A promotora assumiu há cerca de um mês as investigações do Ministério Público (MP) sobre as denúncias de irregularidades na prestação de contas do PT durante a campanha para as eleições do ano passado. Inicialmente concedida, a quebra de sigilo bancário foi suspensa por liminar, a pedido do advogado do partido, João dos Santos Gomes Filho. Segundo ele, o MP de Londrina não teria competência para investigar o caso, o que caberia à Justiça em Curitiba. No final da tarde de anteontem, a promotora enviou duas contra-razões ao Tribunal Regional Eleitoral (TRE), em recursos ajuizados pelo partido, pedindo para que o caso fique sob responsabilidade da Justiça local.
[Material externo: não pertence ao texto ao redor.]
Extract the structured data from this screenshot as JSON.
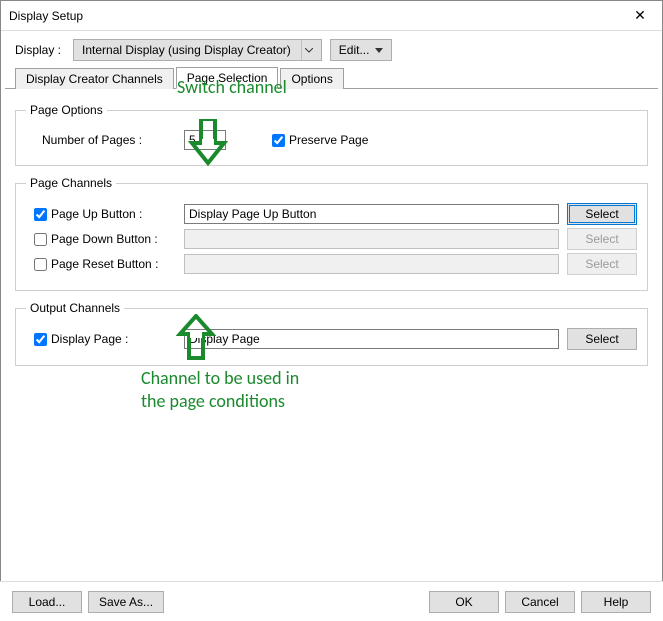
{
  "window": {
    "title": "Display Setup"
  },
  "toprow": {
    "display_label": "Display :",
    "display_value": "Internal Display (using Display Creator)",
    "edit_label": "Edit..."
  },
  "tabs": {
    "t0": "Display Creator Channels",
    "t1": "Page Selection",
    "t2": "Options"
  },
  "page_options": {
    "legend": "Page Options",
    "num_pages_label": "Number of Pages :",
    "num_pages_value": "5",
    "preserve_label": "Preserve Page"
  },
  "page_channels": {
    "legend": "Page Channels",
    "page_up_label": "Page Up Button :",
    "page_up_value": "Display Page Up Button",
    "page_down_label": "Page Down Button :",
    "page_down_value": "",
    "page_reset_label": "Page Reset Button :",
    "page_reset_value": "",
    "select_label": "Select"
  },
  "output_channels": {
    "legend": "Output Channels",
    "display_page_label": "Display Page :",
    "display_page_value": "Display Page",
    "select_label": "Select"
  },
  "annotations": {
    "switch": "Switch channel",
    "used": "Channel to be used in\nthe page conditions"
  },
  "buttons": {
    "load": "Load...",
    "saveas": "Save As...",
    "ok": "OK",
    "cancel": "Cancel",
    "help": "Help"
  }
}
''Avalio esta prática como um recurso normal do MP. Só esperava que as investigações policiais tivessem andamento mais rápido, para que o próprio PT pudesse provar o quanto antes que não cometeu nada de errado na prestação de contas'', afirmou o prefeito. Atualmente os dois inquéritos instaurados pela Polícia Federal (PF) estão suspensos devido a um recurso ajuizado pelo PT que alega que o prefeito tem direito a foro privilegiado, o que transferiria a investigação para o TRE.
Sobre o pedido de quebra de sigilo bancário do partido e de integrantes da cúpula do PT, Nedson foi enfático: ''O MP pode solicitar coisas deste tipo a qualquer momento. O que ele não pode é misturar o PT com a coligação que concorreu às eleições, e isso aconteceu quando foi pedida também a suspensão do repasse do fundo partidário. Os promotores não podem prejudicar as pessoas moralmente''. (A.M.)